Palangue v. Guesnon

Morphy, J.,

delivered the opinion of the court.

The defendant purchased from the estate of Pierre Denis Delaronde, a lot of ground in the suburb Marigny, measuring sixty feet front on Frenchmen-street and one hundred and twenty feet in depth and front on Morales-street. In 1830 she sold to plaintiff for one hundred and fifty dollars, a small portion of said lot, which is .described in the deed of sale as measuring thirty feet front on Frenchmen-street by sixty in depth. Under this conveyance, the plaintiff took possession of and occupied thirty feet front to Morales-street, by sixty in depth, leaving defendant in possession of the remainder of the lot, to wit: sixty feet on Frenchmen-street by ninety feet on Morales-street; of this portion, defendant in 1834 sold to one La Barthe one-half, forming the corner of Frenchmen and Morales streets, thus reserving to herself thirty feet on Frenchmen-street by ninety in depth, on which she had built a dwelling-house before the time of the sale to plaintiff, and which she had always since occupied and inhabited.

The plaintiff now seeks to recover a lot of ground such as is called for by his deed of sale.- Defendant resists this claim on the ground that there was evidently a mistake and misdescription in that instrument; that the piece of ground intended to be sold by her and purchased by the plaintiff was that of which he had taken possession since 1830; which he had improved and where he had been living ever since.

The only question arising in this case grows out of a bill of exceptions taken by plaintiff’s counsel to the opinion of the *313judge a quo, by which he admitted parole evidence to prove error and mistake on the part of the notary in describing the portion of the lot intended to be sold. We think the judge decided correctly. This is not an attempt to prove, by parole, a sale of immoveable property, nor to contradict a valid existing instrument, but to show that by accident or negligence the instrument in question has not been made the actual depository of the intention and meaning of the contracting parties. How can a mistake of this kind be proved but by parole? How can it be proved more strongly than by the acts and declarations of the party himself to whom it is opposed 1 These acts and declarations, which are extrinsic circumstances, are generally susceptible of proof in no other way than by witnesses. It is on these grounds that testimony is let in to prove fraud in every kind of transaction. Cases of error are sometimes kindred to those of fraud, and .should be governed by the same rules. Is it not an actual fraud to claim an undue benefit and advantage from a mere mistake, contrary to the real intention of the parties to a contract1? In cases of this kind, to be sure, there should be the strongest proof possible, but to reject testimony altogether would be in many instances to sanction the • grossest frauds. 2 Louisiana Reports, 3, Berard’s Heirs vs. Berard; 4 idem, 350, Broussard vs. Sudrique; 4 Starkie on Evidence, 10 and 18; 1 Vesey’s Reports, 456, Baker vs. Paine; 1 Sergeant and Rawle, 464, Christ vs. Diffenback; 8 Wheaton, 211, Haut vs. Rousmanier.
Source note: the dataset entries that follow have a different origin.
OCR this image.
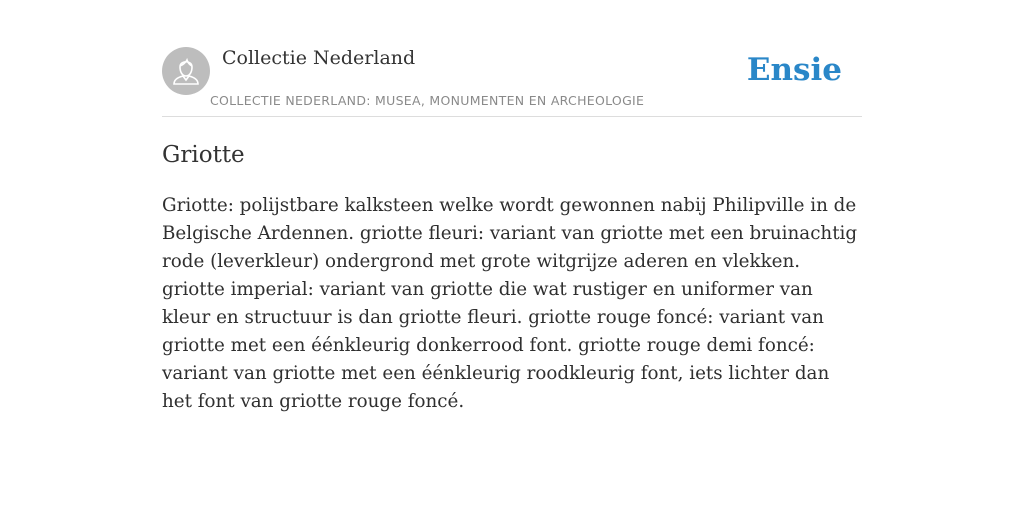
Collectie Nederland
COLLECTIE NEDERLAND: MUSEA, MONUMENTEN EN ARCHEOLOGIE
Ensie
Griotte

Griotte: polijstbare kalksteen welke wordt gewonnen nabij Philipville in de Belgische Ardennen. griotte fleuri: variant van griotte met een bruinachtig rode (leverkleur) ondergrond met grote witgrijze aderen en vlekken. griotte imperial: variant van griotte die wat rustiger en uniformer van kleur en structuur is dan griotte fleuri. griotte rouge foncé: variant van griotte met een éénkleurig donkerrood font. griotte rouge demi foncé: variant van griotte met een éénkleurig roodkleurig font, iets lichter dan het font van griotte rouge foncé.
Parole evidence is admissible to show that the description of a lot in an act of sale, was made through error and accident, and that the lot actually sold was a different one from that described in the deed.

In the present case it is proved, by a number of respectable witnesses, that shortly after the sale to plaintiff, in 1830, he took possession of the piece of ground fronting on Morales-street, which was intended to be sold to him, and built upon it a small house in which he has been living ever since. That some time after the sale, the plaintiff became aware of the error that had been committed, and expressed himself willing at first to have it corrected, but that he afterwards changed his mind and declared to several persons his intention of availing himself of the circumstance, because the lot described in his deed of sale was of greater value than that of *314which he had taken possession ; that at the time of the sale to plaintiff, the defendant had already erected a house, worth about one thousand dollars, on the lot which he now seeks to take away from her, as having been purchased by him for one hundred and fifty dollars. Upon the whole, the evidence establishes, beyond any doubt, the error alleged by defendant, and the shameful bad faith of plaintiff in attempting to take advantage of it.

It is, therefore, ordered, that the judgment of the District Court be affirmed, with costs.